Jacob Goldstein of the WSJ’s Health Blog lists the key tax provisions in the Senate bill, which include a tax on high-end health insurance plans and an increase in the payroll tax for high-income earners.

Insure Blog’s Henry Stern is nonplussed with the bill’s estimated savings: “That bears repeating: if (and that’s a big if) it really meets expectations, Sen Reid’s baby will cut, over 10 years, the equivalent of one month’s deficit. Color me underwhelmed.” (Italics/bold Stern’s).

The Washington Post’s Ezra Klein disagrees, looking at the bill’s cost provisions in the three decades following its passage.  “In the second decade, however, …savings from Medicare and Medicaid, paired with the excise tax (which CBO says “is effectively a reduction in the existing tax expenditure for health insurance premiums”) and a handful of other changes, leaves the government spending no more on health care than it otherwise planned to. That’s impressive stuff. And it implies, of course, that in the third decade, the federal commitment actually goes down relative to expectation. The curve, as they say, is bent.”  Klein goes on to argue that getting these cost controls in the bill was part of a “grand bargain” that would not have passed without coverage expansions.
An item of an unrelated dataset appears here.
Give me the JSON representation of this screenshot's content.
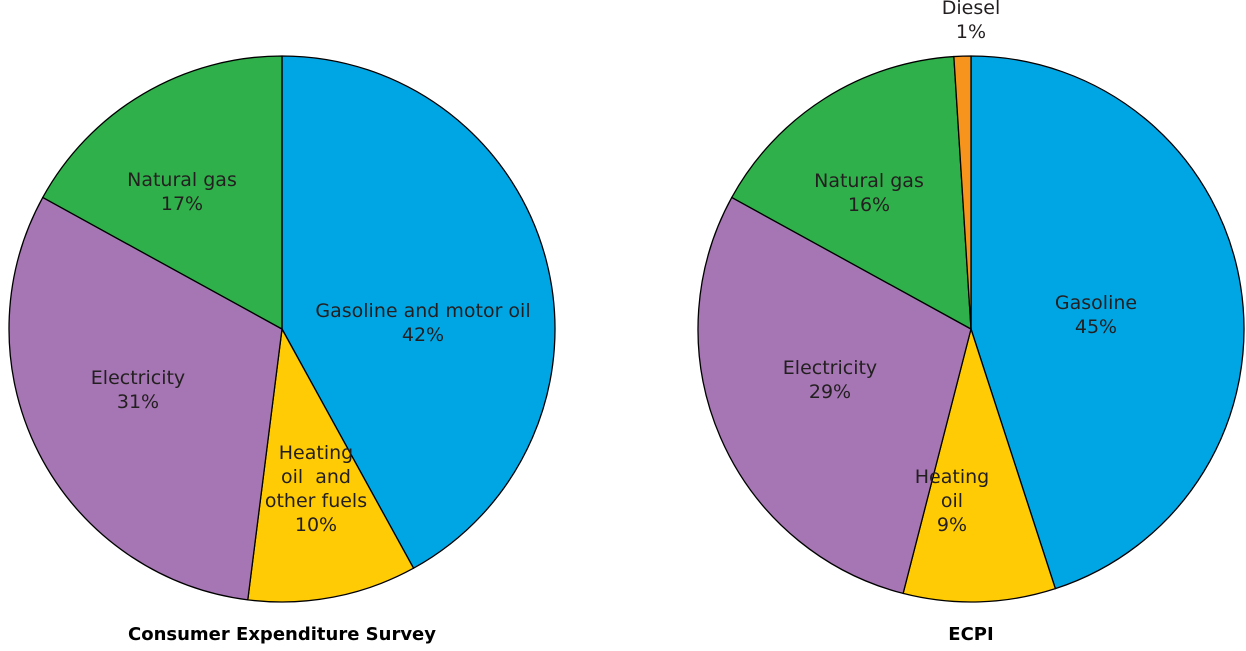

Critical Condition’s Kathryn Jean Lopez posts a message from the National Right to Life Committee on the bill’s abortion provisions.  The anti abortion group says: “Regrettably but predictably, Reid rejected the bipartisan Stupak-Pitts language.  Instead, Reid has sought to please the militant minority that demands funding of abortion through federal programs, even though substantial majorities of Americans believe that abortion should be excluded from government-funded and government-sponsored health programs.”

Amy Allina of Raising Women’s Voices takes a look at the abortion provisions from the other side of the issue:

Senator Reid rejected the calls of antichoice activists to add the House-passed ban on abortion coverage in the exchange.  For the most part, the Senate bill confirms current law on access to abortion, as the Senate Finance bill did.  To respond to the concerns of antichoice Democrats, Reid’s bill spells out more specific accounting guidelines for the segregation of public and private funds to ensure that no federal money would be used to pay for abortion care.  It would allow insurers to offer abortion coverage to women in the exchange, including women who choose the public option if the Secretary of HHS ensures that federal money is not being used to pay for the services.  It also confirms that states would be allowed to pay for abortion services on their own, if the federal government decided not to include them in the public option.

Wonk Room’s Igor Volsky made a table comparing the House and Senate bills, saying, “The merged Senate legislation has lower affordability standards, covers less people, invests less in prevention, does not require all large employers to provide health insurance, and includes a weaker public option. But the bill goes further in controlling health care spending and reducing the deficit.”